Their performances are genuine, they do feel real despite their fame and fortune. The series, penned by Jeff Pope and directed by Paul Andrew Williams, strips away the usual mystery drama sensationalism to achieve a raw, grey, natural depiction of the events surrounding O'Callaghan and DI Steve Fulcher.
A measured Martin Freeman plays Detective Steve Fulcher
The Sian O’Callaghan case was more than a tragic murder – it called into question many ethical laws installed in the police system. Fulcher - played in the series by a measured Freeman - led the investigation and found the murderer Christopher Halliwell, but decided to break procedure and questioned Halliwell by himself.
Doing this led to a full confession that led to discovering O’Callaghan’s body as well as the long-buried Becky Godden, who disappeared nearly a decade before. But Fulcher, despite these revelations, was forced to resign for breaking the rules.
The first episode of A Confession hints at Fulcher’s distaste for the system, often doing things his own way and sometimes confusing the officers under him. But he’s not the clichéd drunken rebel detective, which has strayed too long in the genre. He’s not melodramatic, he doesn’t scream or cry at awful news. He simply swallows the information and moves on, no matter how upsetting it is.
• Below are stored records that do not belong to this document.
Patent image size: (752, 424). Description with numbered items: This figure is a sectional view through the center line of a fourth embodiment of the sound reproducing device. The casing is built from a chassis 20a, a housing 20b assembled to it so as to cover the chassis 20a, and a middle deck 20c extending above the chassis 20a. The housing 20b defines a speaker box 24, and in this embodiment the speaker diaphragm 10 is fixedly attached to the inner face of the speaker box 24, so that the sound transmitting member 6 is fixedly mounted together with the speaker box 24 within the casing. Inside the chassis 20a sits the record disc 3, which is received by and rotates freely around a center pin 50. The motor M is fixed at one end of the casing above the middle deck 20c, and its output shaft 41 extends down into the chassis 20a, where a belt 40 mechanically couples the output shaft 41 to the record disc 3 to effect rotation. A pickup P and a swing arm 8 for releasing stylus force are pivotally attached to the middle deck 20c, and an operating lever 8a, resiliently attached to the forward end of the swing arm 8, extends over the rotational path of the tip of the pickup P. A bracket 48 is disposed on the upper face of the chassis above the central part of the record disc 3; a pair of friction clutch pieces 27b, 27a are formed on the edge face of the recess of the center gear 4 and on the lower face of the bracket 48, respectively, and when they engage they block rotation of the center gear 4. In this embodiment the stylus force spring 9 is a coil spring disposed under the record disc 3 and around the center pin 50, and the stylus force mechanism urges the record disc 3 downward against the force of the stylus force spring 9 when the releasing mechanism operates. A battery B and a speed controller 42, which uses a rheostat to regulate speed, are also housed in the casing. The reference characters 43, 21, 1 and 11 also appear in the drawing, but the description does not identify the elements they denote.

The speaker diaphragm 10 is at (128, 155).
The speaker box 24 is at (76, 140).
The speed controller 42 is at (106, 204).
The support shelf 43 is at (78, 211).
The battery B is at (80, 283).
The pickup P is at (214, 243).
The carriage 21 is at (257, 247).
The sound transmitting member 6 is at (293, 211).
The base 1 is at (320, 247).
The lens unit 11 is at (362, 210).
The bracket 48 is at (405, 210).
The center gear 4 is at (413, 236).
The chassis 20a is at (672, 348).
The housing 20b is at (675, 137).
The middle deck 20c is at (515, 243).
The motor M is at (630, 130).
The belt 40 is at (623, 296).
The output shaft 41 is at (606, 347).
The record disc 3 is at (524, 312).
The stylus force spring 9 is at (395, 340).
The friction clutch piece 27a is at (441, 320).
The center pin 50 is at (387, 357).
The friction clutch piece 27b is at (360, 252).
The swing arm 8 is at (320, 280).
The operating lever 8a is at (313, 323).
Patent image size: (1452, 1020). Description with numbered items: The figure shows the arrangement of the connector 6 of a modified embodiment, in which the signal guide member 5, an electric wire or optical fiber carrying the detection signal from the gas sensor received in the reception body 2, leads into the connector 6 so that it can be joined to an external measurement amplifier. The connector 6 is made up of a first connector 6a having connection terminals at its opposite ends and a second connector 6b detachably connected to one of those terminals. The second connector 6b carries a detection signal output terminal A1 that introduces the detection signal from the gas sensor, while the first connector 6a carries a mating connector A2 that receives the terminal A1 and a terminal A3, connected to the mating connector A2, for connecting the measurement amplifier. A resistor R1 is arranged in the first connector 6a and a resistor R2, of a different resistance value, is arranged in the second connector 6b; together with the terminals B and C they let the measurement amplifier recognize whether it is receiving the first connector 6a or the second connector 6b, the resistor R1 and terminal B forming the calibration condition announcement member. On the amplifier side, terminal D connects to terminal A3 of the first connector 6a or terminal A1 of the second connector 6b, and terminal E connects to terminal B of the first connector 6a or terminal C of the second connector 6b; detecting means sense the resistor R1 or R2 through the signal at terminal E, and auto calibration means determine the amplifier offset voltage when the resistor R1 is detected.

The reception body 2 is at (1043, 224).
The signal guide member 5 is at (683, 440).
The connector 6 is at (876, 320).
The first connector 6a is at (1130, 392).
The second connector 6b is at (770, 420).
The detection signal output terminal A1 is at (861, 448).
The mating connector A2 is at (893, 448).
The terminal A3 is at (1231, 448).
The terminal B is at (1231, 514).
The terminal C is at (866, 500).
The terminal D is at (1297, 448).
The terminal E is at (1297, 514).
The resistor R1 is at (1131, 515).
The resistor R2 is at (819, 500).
The controversy of the Sian O'Callaghan case forced Fulcher to resign
Williams’s direction is key to this naturalistic approach. His camera watches closely, loves a good zoom, and it's mostly held by hand – catching scenes as if by accident. The documentary style offers an inescapable view, seen immediately as Fulcher meets with his police friend Ray (Cold Feet actor John Thomson) about the latter’s sexual harassment charges. Williams ensures that we’re a part of that uncomfortable conversation.
When Karen Godden – portrayed with loving, parental delicacy by Staunton – nearly cries about her then-missing daughter’s birthday, heavy music doesn't rise. When she confidently proclaims that her daughter ‘will be home this year’, the tragedy stands bare – blunt, unsentimental – without exaggerated close-ups predicting her traumatic future. This only enhances the dread - we know her confidence will soon be shattered, the inevitable bad news hanging over the series like a violent shadow.
Becky Godden is played with loving, parental delicacy by Imelda Staunton
The desired realism is torn slightly by the casting of Freeman, Staunton, and even Charlie Cooper (This Country), since they all made their names with famously eccentric characters. But it’s easy to adjust to their staidness, their comic talents appropriately left behind (though Freeman enjoys one hilarious moment involving pizza and football).
Reality is impossible to show, even in documentaries, but A Confession pushes close to what really happened – even the famous faces blur into regular ones. And given what’s to come, that realism will only grow more harrowing.
A Confession airs on Monday 2nd September at 9pm on ITV.